The NLRB Strikes Again-COSTCO SOCIAL MEDIA POLICY

Contributed by Julie Proscia

On September 18, 2012 a three-person NLRB panel held that Costco’s policies regarding the Internet and social media were “too broad” and could effectively stifle employees’ right to free speech under the National Labor Relations Act (NLRA). This move was an evolution of previous general counsel’s guidance and the first time that the NLRB officially held that a social media policy violated Section 8(a)(1) of the NLRA.

The “Electronic Communications and Technology Policy” in Costco’s employee handbook advised employees to, “be aware that statements posted electronically (such as to online message boards or discussion groups) that damage the company, defame any individual or damage any person’s reputation or violate the policies outlined in the Costco Employee Agreement, may be subject to discipline, up to and including termination of employment.” The NLRB found that this policy was too broad and prevented employees from engaging in protected discussions regarding the terms and conditions of their employment.

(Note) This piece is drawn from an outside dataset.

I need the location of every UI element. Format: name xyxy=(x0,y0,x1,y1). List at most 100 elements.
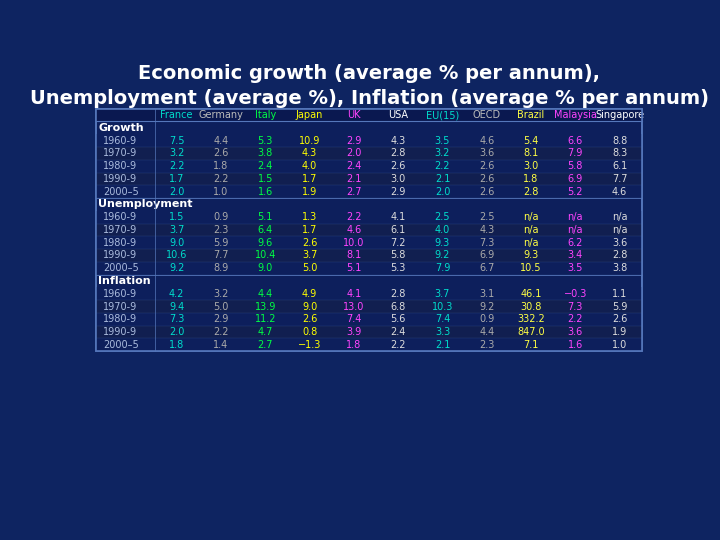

Not only did the NLRB strike down the social medial policy, but it also criticized and struck down four other provisions in the employee handbook. These included provisions relating to the dissemination of confidential information including prohibitions regarding discussion of seemingly confidential matters like employees contact information, FMLA leaves, ADA accommodations and workers’ compensation injuries. Like the Electronic Communications Policy the NLRB found that the provisions restricted discussions relating to terms and conditions of employment and as such was too broad.

This leaves employers in an even larger quandary trying to protect their confidential information and the reputation of the company while maintaining compliance with an ever evolving and seemingly broader definition of protected and concerted activity. It is even more important for employers to diligently update their policies and procedures to ensure that they are not the next in the social media expansion pack.

Costco Wholesale Corporation and United Food and Commercial Workers Union, Local 371, Case 34–CA–012421.